When I was seventeen, I had to present a term paper. My academic adviser refused to believe I wrote it myself, since I usually got very bad marks at the university. The deanery was assembled to rule judgment on my authorship.
“This work could have been written by someone with a PhD in philology”, they told me.
“The philology is in a dire state, then”, I parried.
Nonetheless, it was concluded that the paper was genuine. A conclusion which required me to spend a few hours reproducing the logical process by which I was going. Time consuming, but not difficult, because my father taught me understanding. He would never see my published articles, my books. But he was my first reader. He taught me that an imaginary world is more important than biographical details. He taught me that to value thoughts independently from the thinkers.

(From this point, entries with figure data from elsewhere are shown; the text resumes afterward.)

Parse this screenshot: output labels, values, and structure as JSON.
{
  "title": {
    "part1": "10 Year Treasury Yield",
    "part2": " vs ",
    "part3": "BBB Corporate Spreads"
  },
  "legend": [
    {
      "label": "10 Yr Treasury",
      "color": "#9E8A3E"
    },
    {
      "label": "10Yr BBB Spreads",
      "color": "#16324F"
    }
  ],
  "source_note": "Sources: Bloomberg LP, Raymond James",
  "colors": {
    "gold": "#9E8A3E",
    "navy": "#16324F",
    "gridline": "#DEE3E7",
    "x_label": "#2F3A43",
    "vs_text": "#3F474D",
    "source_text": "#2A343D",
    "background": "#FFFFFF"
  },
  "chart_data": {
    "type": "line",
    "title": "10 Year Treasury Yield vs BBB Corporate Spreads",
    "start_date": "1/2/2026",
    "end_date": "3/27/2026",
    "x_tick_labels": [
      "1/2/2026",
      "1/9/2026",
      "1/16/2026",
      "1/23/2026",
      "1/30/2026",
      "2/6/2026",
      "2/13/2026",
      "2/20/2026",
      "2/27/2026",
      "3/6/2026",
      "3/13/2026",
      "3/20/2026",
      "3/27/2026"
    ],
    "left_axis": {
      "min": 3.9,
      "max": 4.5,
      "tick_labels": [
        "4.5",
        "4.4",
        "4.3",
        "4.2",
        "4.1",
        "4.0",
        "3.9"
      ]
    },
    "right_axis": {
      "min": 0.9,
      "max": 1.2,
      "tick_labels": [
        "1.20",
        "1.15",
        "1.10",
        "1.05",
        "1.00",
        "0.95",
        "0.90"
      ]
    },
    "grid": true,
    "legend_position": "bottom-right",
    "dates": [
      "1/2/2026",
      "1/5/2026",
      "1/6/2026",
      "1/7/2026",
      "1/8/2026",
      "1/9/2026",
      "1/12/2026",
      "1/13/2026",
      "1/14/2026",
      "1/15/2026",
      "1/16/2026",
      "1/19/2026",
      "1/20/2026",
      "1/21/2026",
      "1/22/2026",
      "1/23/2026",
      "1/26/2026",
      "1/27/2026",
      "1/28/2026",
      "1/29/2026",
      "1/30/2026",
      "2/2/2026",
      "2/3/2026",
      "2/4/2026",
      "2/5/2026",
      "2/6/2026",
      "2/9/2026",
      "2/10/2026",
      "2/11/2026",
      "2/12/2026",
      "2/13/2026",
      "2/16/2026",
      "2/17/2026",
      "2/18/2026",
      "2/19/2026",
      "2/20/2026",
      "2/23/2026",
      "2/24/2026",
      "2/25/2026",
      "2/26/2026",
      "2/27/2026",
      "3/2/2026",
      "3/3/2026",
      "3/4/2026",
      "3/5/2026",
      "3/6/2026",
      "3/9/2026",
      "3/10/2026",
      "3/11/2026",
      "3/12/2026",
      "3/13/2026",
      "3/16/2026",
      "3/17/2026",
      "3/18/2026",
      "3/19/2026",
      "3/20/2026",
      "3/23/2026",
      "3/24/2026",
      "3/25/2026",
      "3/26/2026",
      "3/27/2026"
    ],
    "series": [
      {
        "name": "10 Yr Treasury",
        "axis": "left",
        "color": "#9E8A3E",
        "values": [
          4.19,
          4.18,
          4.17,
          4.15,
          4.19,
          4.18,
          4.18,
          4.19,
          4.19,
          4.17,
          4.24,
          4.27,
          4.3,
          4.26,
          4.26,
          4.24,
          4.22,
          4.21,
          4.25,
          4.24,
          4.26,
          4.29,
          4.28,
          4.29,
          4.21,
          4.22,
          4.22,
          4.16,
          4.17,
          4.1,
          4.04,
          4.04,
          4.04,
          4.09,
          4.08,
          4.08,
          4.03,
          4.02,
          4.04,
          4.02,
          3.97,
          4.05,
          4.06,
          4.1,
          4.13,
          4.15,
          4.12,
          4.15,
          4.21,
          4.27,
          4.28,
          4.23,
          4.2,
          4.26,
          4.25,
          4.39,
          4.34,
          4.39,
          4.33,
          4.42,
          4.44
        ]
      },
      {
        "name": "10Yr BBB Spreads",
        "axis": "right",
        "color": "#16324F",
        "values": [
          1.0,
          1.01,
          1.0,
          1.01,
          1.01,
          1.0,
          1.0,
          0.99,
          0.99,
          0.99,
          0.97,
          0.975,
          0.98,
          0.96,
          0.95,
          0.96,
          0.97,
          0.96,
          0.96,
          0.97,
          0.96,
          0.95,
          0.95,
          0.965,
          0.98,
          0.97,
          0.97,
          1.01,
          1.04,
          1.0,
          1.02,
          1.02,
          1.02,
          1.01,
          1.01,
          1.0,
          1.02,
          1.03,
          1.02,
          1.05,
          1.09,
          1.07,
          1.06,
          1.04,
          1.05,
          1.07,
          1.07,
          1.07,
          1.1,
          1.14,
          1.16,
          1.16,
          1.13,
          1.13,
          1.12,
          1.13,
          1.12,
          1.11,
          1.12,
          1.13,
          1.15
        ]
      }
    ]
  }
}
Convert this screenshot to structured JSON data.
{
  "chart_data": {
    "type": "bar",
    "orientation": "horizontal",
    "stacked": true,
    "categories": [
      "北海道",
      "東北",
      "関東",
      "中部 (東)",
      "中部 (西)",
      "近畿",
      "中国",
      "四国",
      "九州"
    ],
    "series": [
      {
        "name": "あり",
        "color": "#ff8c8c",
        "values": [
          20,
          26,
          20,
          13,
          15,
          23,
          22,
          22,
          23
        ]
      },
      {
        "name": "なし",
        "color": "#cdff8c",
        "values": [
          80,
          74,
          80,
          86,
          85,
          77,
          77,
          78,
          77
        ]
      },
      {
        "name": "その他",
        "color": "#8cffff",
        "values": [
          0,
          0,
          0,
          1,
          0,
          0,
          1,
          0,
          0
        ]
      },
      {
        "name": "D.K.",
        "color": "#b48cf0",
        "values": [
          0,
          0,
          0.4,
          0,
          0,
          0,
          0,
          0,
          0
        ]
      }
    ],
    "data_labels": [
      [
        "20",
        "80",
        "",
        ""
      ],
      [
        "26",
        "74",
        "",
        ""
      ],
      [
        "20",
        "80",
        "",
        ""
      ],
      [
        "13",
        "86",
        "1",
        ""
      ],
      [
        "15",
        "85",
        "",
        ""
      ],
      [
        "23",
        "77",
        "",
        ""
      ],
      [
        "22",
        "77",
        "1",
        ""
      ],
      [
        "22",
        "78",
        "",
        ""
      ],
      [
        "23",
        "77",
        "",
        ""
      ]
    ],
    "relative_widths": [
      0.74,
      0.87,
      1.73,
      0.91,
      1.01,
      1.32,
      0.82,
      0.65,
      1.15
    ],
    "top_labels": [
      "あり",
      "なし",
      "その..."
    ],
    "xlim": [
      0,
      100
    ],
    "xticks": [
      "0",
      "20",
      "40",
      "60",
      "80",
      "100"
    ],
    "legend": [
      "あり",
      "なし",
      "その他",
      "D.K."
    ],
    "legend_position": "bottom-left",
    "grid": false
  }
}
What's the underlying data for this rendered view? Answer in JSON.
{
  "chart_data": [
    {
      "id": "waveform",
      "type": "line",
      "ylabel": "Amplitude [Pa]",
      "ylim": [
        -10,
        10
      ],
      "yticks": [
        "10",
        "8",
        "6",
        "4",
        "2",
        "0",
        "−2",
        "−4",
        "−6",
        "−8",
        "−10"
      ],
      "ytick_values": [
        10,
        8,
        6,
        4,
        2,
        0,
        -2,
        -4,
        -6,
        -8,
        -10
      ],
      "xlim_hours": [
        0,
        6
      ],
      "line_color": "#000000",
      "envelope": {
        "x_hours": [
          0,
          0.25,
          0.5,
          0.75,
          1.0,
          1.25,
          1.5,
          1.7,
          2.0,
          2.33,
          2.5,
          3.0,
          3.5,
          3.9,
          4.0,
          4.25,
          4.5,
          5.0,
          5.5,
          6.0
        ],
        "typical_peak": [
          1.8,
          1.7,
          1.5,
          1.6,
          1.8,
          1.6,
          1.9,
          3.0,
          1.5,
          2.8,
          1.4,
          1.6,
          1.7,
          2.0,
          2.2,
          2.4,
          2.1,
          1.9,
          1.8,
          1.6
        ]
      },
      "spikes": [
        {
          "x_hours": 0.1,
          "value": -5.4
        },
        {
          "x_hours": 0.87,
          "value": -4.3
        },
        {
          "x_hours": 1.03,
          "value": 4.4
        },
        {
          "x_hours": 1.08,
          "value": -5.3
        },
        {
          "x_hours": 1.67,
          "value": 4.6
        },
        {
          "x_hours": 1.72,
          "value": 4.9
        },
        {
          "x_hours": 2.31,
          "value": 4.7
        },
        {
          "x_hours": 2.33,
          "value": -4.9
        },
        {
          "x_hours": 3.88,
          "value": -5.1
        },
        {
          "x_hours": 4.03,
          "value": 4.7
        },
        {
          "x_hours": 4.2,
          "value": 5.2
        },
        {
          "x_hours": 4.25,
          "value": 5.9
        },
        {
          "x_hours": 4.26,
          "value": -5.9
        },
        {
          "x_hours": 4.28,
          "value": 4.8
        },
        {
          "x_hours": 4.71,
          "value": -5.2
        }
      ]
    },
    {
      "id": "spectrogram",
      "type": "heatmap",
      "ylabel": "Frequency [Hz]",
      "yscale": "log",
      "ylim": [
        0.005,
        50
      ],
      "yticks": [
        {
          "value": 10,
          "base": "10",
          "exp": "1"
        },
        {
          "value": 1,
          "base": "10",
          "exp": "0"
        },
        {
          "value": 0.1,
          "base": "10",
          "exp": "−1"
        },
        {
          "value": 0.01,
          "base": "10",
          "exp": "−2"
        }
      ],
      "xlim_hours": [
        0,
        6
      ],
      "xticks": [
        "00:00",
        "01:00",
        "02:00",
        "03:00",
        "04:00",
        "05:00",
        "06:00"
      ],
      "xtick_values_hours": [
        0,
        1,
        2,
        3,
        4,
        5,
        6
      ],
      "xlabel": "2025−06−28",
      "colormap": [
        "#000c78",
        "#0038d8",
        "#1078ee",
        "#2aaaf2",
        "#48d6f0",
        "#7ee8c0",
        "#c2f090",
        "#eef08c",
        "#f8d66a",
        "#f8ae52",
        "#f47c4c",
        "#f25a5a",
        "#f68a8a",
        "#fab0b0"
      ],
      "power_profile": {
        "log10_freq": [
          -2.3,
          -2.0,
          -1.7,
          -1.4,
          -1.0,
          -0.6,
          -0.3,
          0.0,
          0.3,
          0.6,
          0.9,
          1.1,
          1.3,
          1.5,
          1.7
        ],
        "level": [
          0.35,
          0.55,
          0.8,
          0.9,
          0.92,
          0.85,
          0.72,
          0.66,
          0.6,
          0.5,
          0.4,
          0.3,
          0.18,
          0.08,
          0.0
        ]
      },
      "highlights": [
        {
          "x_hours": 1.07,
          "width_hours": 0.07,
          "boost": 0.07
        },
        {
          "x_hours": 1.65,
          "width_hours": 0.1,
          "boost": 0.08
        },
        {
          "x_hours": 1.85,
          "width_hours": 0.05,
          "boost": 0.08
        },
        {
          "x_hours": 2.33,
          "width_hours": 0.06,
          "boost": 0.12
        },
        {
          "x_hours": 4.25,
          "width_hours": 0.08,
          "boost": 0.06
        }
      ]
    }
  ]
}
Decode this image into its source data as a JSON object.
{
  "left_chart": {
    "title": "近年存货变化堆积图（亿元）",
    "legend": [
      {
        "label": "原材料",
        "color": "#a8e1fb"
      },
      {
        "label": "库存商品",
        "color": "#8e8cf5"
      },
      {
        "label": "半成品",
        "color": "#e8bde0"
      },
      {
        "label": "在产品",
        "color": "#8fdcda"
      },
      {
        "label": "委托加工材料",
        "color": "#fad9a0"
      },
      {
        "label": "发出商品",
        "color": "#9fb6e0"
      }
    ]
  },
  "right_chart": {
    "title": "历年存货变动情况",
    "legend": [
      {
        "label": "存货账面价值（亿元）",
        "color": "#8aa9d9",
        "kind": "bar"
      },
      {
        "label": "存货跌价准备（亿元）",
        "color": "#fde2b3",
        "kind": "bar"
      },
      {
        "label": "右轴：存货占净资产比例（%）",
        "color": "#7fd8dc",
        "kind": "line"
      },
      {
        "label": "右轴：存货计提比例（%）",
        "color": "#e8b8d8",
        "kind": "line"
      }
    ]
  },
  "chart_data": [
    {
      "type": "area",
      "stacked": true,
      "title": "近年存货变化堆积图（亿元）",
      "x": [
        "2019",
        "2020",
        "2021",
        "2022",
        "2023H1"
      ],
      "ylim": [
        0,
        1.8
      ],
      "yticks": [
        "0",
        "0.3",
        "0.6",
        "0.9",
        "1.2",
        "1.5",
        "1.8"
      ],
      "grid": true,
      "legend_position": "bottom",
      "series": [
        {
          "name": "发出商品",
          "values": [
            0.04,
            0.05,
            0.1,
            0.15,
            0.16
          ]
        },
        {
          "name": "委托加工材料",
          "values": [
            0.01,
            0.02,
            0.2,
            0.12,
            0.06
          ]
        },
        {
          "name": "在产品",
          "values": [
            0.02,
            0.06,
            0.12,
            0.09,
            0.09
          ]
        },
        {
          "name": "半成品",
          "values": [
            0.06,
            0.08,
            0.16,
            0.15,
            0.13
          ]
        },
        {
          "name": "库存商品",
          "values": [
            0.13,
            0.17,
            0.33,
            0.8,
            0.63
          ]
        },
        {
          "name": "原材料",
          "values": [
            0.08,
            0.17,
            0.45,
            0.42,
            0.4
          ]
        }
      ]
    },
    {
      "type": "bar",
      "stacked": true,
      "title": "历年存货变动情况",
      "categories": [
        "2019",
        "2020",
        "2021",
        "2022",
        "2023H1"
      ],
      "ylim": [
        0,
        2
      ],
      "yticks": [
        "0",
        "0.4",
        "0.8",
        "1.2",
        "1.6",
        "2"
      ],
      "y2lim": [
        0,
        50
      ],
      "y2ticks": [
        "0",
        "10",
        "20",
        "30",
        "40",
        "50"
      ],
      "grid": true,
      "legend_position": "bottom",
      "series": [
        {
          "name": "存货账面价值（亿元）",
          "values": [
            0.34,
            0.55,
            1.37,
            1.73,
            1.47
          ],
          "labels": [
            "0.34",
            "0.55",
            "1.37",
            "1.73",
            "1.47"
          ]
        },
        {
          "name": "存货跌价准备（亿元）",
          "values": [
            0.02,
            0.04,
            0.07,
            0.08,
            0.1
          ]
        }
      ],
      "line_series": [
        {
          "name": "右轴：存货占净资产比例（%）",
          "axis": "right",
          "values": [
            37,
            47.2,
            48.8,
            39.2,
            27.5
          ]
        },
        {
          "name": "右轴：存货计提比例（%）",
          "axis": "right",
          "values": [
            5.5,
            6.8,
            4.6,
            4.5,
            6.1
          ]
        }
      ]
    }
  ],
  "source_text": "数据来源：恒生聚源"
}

My mom would later tell me that father was born and raised in a small village, that he was an avid reader and got teased by his family for that. He used the strength of his intellect to build himself a career back in the Soviet times. To build a business that endured the post-Soviet chaos of the nineties. He achieved that because he did not look back on the society. He attempted to instill the same principles in me.
We had our last talk sever years after his death. In my dream we were in the middle of a lake, sitting on a boat. The water was dark, almost black. The shore was covered by fog. We were talking about the same old eternity and infinity.
There was a young father who told me he wished to spend more time with his child. I thought back to my school friends, who spent much more time with their fathers than me. But what was this time's worth? Could it be measured? How could one 'weigh' the phrase about eternity and infinity? And our argument about Caesar? Discussions about Castaneda? His favorite joke? I doubt there are scales fit to weigh them.